Depuis l'âge de raison, je suis un obsédé de l'heure.
A l'École communale déjà, je m'y présentais presque toujours une demi-heure avant que la concierge ne vienne faire grincer le portail. Certes c'était aussi pour jouer avec mes petits camarades et échanger des bandes-dessinées, mais surtout par peur d'être en...retard et de trouver la porte de fer refermée sur la liberté par l'inflexible Gardienne ! Plus tard je reçu un bracelet-montre dont je vérifiais souvent le cadran en le comparant à l'heure affichée dans les vitrines sur mon passage..
.Et que dire des examens ? La montre posée devant-moi, m'empêchait de me concentrer sur ma copie et accélérait le "posez vos porte-plume" fatidique !... Quant à mon service militaire, la peur de ne pas être prêt, rasé et harnaché à l'appel très matinal, découpait mon sommeil en fines lamelles pour consulter mon bracelet..Beaucoup plus tard, vivant à l'heure de Paris, je continuais à me réveiller plus tôt que nécessaire, pour ne pas rater le transport du personnel qui m'éloignait de cent km de la Capitale. Pendant l'Exil, ce sont les tintements d'un proche clocher auquel je m'étais d'ailleurs agréablement habitué, qui me rappelait que le temps ne fuit pas silencieusement.
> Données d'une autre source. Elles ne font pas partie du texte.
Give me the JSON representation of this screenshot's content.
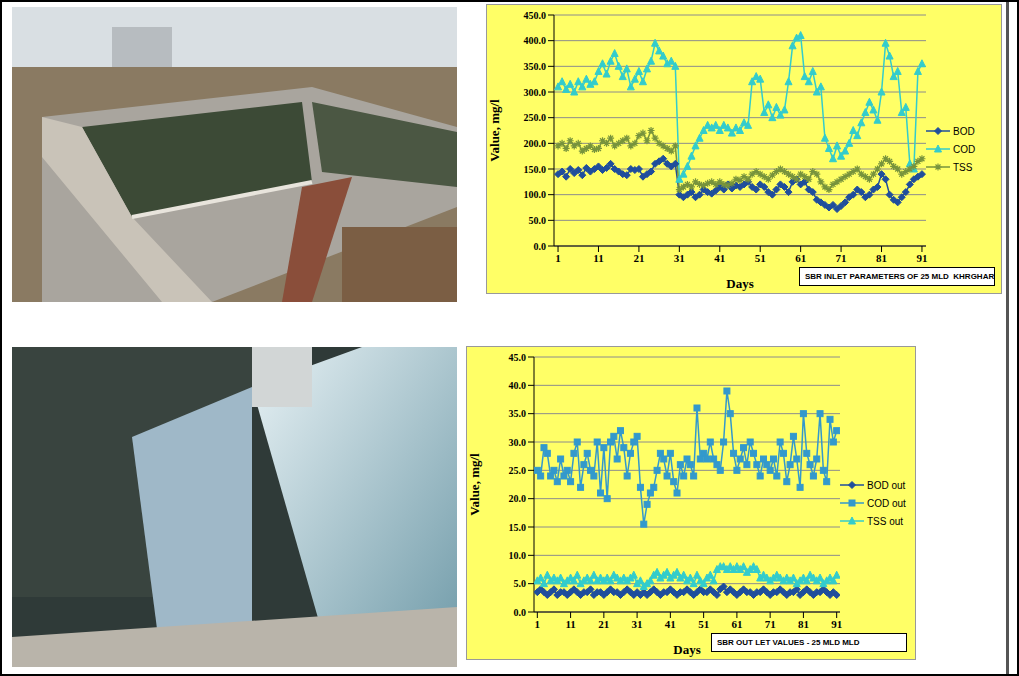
{
  "chart_data": [
    {
      "type": "line",
      "title": "SBR INLET PARAMETERS OF 25 MLD  KHRGHAR",
      "x_label": "Days",
      "y_label": "Value, mg/l",
      "x": [
        1,
        2,
        3,
        4,
        5,
        6,
        7,
        8,
        9,
        10,
        11,
        12,
        13,
        14,
        15,
        16,
        17,
        18,
        19,
        20,
        21,
        22,
        23,
        24,
        25,
        26,
        27,
        28,
        29,
        30,
        31,
        32,
        33,
        34,
        35,
        36,
        37,
        38,
        39,
        40,
        41,
        42,
        43,
        44,
        45,
        46,
        47,
        48,
        49,
        50,
        51,
        52,
        53,
        54,
        55,
        56,
        57,
        58,
        59,
        60,
        61,
        62,
        63,
        64,
        65,
        66,
        67,
        68,
        69,
        70,
        71,
        72,
        73,
        74,
        75,
        76,
        77,
        78,
        79,
        80,
        81,
        82,
        83,
        84,
        85,
        86,
        87,
        88,
        89,
        90,
        91
      ],
      "xlim": [
        0,
        92
      ],
      "xticks": [
        1,
        11,
        21,
        31,
        41,
        51,
        61,
        71,
        81,
        91
      ],
      "ylim": [
        0,
        450
      ],
      "yticks": [
        {
          "value": 0,
          "label": "0.0"
        },
        {
          "value": 50,
          "label": "50.0"
        },
        {
          "value": 100,
          "label": "100.0"
        },
        {
          "value": 150,
          "label": "150.0"
        },
        {
          "value": 200,
          "label": "200.0"
        },
        {
          "value": 250,
          "label": "250.0"
        },
        {
          "value": 300,
          "label": "300.0"
        },
        {
          "value": 350,
          "label": "350.0"
        },
        {
          "value": 400,
          "label": "400.0"
        },
        {
          "value": 450,
          "label": "450.0"
        }
      ],
      "grid": true,
      "legend": "right",
      "series": [
        {
          "name": "BOD",
          "color": "#1f4e9c",
          "marker": "diamond",
          "values": [
            140,
            145,
            135,
            150,
            142,
            148,
            138,
            152,
            145,
            150,
            155,
            148,
            152,
            160,
            150,
            145,
            140,
            138,
            150,
            148,
            150,
            135,
            140,
            145,
            160,
            165,
            170,
            160,
            155,
            160,
            100,
            95,
            100,
            105,
            95,
            100,
            110,
            105,
            102,
            108,
            115,
            110,
            120,
            112,
            118,
            115,
            120,
            125,
            115,
            110,
            120,
            115,
            105,
            100,
            110,
            120,
            115,
            105,
            125,
            130,
            120,
            125,
            110,
            105,
            90,
            85,
            80,
            75,
            80,
            72,
            78,
            85,
            95,
            100,
            110,
            105,
            95,
            100,
            110,
            115,
            140,
            130,
            100,
            90,
            85,
            95,
            105,
            120,
            130,
            135,
            140
          ]
        },
        {
          "name": "COD",
          "color": "#33cccc",
          "marker": "triangle",
          "values": [
            310,
            320,
            305,
            315,
            300,
            320,
            310,
            325,
            315,
            320,
            340,
            355,
            335,
            360,
            375,
            350,
            330,
            345,
            310,
            325,
            340,
            320,
            345,
            360,
            395,
            380,
            370,
            355,
            360,
            350,
            130,
            140,
            155,
            175,
            195,
            210,
            225,
            235,
            230,
            235,
            225,
            235,
            230,
            220,
            230,
            225,
            240,
            235,
            320,
            330,
            325,
            260,
            275,
            250,
            270,
            255,
            265,
            320,
            390,
            405,
            410,
            330,
            320,
            340,
            300,
            310,
            210,
            190,
            170,
            195,
            175,
            185,
            200,
            225,
            215,
            240,
            260,
            280,
            265,
            245,
            300,
            395,
            370,
            330,
            340,
            260,
            270,
            160,
            150,
            340,
            355
          ]
        },
        {
          "name": "TSS",
          "color": "#77933c",
          "marker": "star",
          "values": [
            195,
            200,
            190,
            205,
            195,
            200,
            185,
            190,
            195,
            188,
            190,
            205,
            200,
            210,
            195,
            200,
            205,
            210,
            195,
            200,
            215,
            220,
            205,
            225,
            210,
            200,
            195,
            190,
            185,
            195,
            110,
            115,
            120,
            115,
            125,
            120,
            118,
            122,
            125,
            120,
            125,
            120,
            118,
            122,
            130,
            128,
            135,
            130,
            140,
            145,
            140,
            135,
            130,
            138,
            145,
            150,
            145,
            140,
            135,
            130,
            140,
            135,
            130,
            145,
            140,
            125,
            115,
            110,
            120,
            125,
            130,
            135,
            140,
            145,
            150,
            140,
            135,
            130,
            140,
            150,
            160,
            170,
            165,
            155,
            150,
            140,
            145,
            150,
            155,
            165,
            170
          ]
        }
      ]
    },
    {
      "type": "line",
      "title": "SBR OUT LET VALUES - 25 MLD MLD",
      "x_label": "Days",
      "y_label": "Value, mg/l",
      "x": [
        1,
        2,
        3,
        4,
        5,
        6,
        7,
        8,
        9,
        10,
        11,
        12,
        13,
        14,
        15,
        16,
        17,
        18,
        19,
        20,
        21,
        22,
        23,
        24,
        25,
        26,
        27,
        28,
        29,
        30,
        31,
        32,
        33,
        34,
        35,
        36,
        37,
        38,
        39,
        40,
        41,
        42,
        43,
        44,
        45,
        46,
        47,
        48,
        49,
        50,
        51,
        52,
        53,
        54,
        55,
        56,
        57,
        58,
        59,
        60,
        61,
        62,
        63,
        64,
        65,
        66,
        67,
        68,
        69,
        70,
        71,
        72,
        73,
        74,
        75,
        76,
        77,
        78,
        79,
        80,
        81,
        82,
        83,
        84,
        85,
        86,
        87,
        88,
        89,
        90,
        91
      ],
      "xlim": [
        0,
        92
      ],
      "xticks": [
        1,
        11,
        21,
        31,
        41,
        51,
        61,
        71,
        81,
        91
      ],
      "ylim": [
        0,
        45
      ],
      "yticks": [
        {
          "value": 0,
          "label": "0.0"
        },
        {
          "value": 5,
          "label": "5.0"
        },
        {
          "value": 10,
          "label": "10.0"
        },
        {
          "value": 15,
          "label": "15.0"
        },
        {
          "value": 20,
          "label": "20.0"
        },
        {
          "value": 25,
          "label": "25.0"
        },
        {
          "value": 30,
          "label": "30.0"
        },
        {
          "value": 35,
          "label": "35.0"
        },
        {
          "value": 40,
          "label": "40.0"
        },
        {
          "value": 45,
          "label": "45.0"
        }
      ],
      "grid": true,
      "legend": "right",
      "series": [
        {
          "name": "BOD out",
          "color": "#1f4e9c",
          "marker": "diamond",
          "values": [
            3.5,
            4.0,
            3.5,
            3.0,
            3.5,
            4.0,
            3.0,
            3.5,
            3.5,
            3.0,
            3.5,
            4.0,
            3.5,
            3.0,
            3.5,
            3.5,
            4.0,
            3.0,
            3.5,
            3.5,
            3.0,
            3.5,
            4.0,
            3.5,
            3.5,
            3.0,
            3.5,
            4.0,
            3.5,
            3.0,
            3.5,
            3.0,
            3.5,
            3.0,
            3.5,
            4.0,
            3.5,
            3.0,
            3.5,
            3.5,
            4.0,
            3.5,
            3.0,
            3.5,
            3.5,
            4.0,
            3.5,
            3.0,
            3.5,
            4.0,
            3.5,
            3.5,
            4.0,
            3.5,
            3.0,
            4.0,
            4.5,
            3.5,
            4.0,
            3.5,
            3.0,
            3.5,
            4.0,
            3.5,
            3.5,
            3.0,
            3.5,
            3.5,
            4.0,
            3.5,
            3.0,
            3.5,
            3.5,
            4.0,
            3.5,
            3.0,
            3.5,
            3.5,
            4.0,
            3.0,
            3.5,
            4.0,
            3.5,
            3.0,
            3.5,
            3.5,
            4.0,
            3.5,
            3.0,
            3.5,
            3.0
          ]
        },
        {
          "name": "COD out",
          "color": "#3399cc",
          "marker": "square",
          "values": [
            25,
            24,
            29,
            28,
            24,
            25,
            23,
            27,
            24,
            25,
            23,
            28,
            30,
            22,
            26,
            28,
            25,
            24,
            30,
            21,
            29,
            20,
            30,
            31,
            27,
            32,
            29,
            24,
            28,
            30,
            31,
            22,
            15.5,
            19,
            21,
            22,
            25,
            28,
            27,
            24,
            28,
            23,
            21,
            26,
            24,
            27,
            26,
            24,
            36,
            27,
            28,
            27,
            30,
            27,
            26,
            25,
            30,
            39,
            35,
            28,
            25,
            27,
            29,
            26,
            30,
            28,
            26,
            24,
            27,
            26,
            25,
            27,
            24,
            30,
            28,
            23,
            26,
            31,
            27,
            22,
            35,
            28,
            26,
            24,
            27,
            35,
            25,
            23,
            34,
            30,
            32
          ]
        },
        {
          "name": "TSS out",
          "color": "#33cccc",
          "marker": "triangle",
          "values": [
            5.5,
            6.0,
            5.0,
            6.5,
            5.5,
            6.0,
            5.5,
            6.0,
            5.0,
            5.5,
            6.0,
            5.5,
            6.5,
            5.0,
            5.5,
            6.0,
            5.5,
            6.5,
            5.5,
            6.0,
            5.5,
            6.0,
            5.5,
            6.5,
            6.0,
            5.5,
            6.0,
            5.5,
            6.0,
            6.5,
            5.0,
            5.5,
            4.5,
            5.0,
            5.5,
            6.5,
            7.0,
            6.0,
            6.5,
            7.0,
            6.0,
            6.5,
            7.0,
            6.0,
            6.5,
            5.5,
            6.0,
            5.0,
            6.5,
            5.5,
            5.0,
            6.0,
            6.5,
            5.5,
            7.5,
            8.0,
            8.0,
            7.5,
            8.0,
            7.5,
            8.0,
            7.5,
            8.0,
            7.0,
            7.5,
            8.0,
            7.5,
            6.0,
            6.5,
            6.0,
            5.5,
            6.0,
            6.5,
            6.0,
            5.5,
            6.0,
            5.5,
            6.0,
            5.0,
            5.5,
            6.0,
            5.5,
            6.5,
            6.0,
            5.5,
            6.0,
            5.0,
            5.5,
            6.0,
            5.5,
            6.5
          ]
        }
      ]
    }
  ]
}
Mon bracelet de cuir, brûlé par le soleil s'étant coupé, ce fut une bonne occasion pour moi de me libérer une fois pour toutes de cette contrainte temporelle et de mes réflexes incontrôlés qui me faisaient regarder l'heure sans nécessité....Pourtant, à l'époque de mon sérieux premier-rendez-vous à Tel-Aviv, je ne pus résister de venir deux heures à l'avance à la hauteur de la "Librairie du Foyer", (quelle prédestination !), pour attendre ma future fiancée, qui elle, avec une nonchalance israélienne, arriva deux heures après l'heure fixée pour notre rencontre...Ce qui sur l'échelle du temps s'équilibrait enfin ! Et ainsi j'avais prouvé au moins par ma patience mon sincère attachement !
La Librairie du Foyer
Mais il faut le dire, grâce aussi à la devanture de cette Librairie française où étaient exposés les derniers Prix Littéraires parisiens....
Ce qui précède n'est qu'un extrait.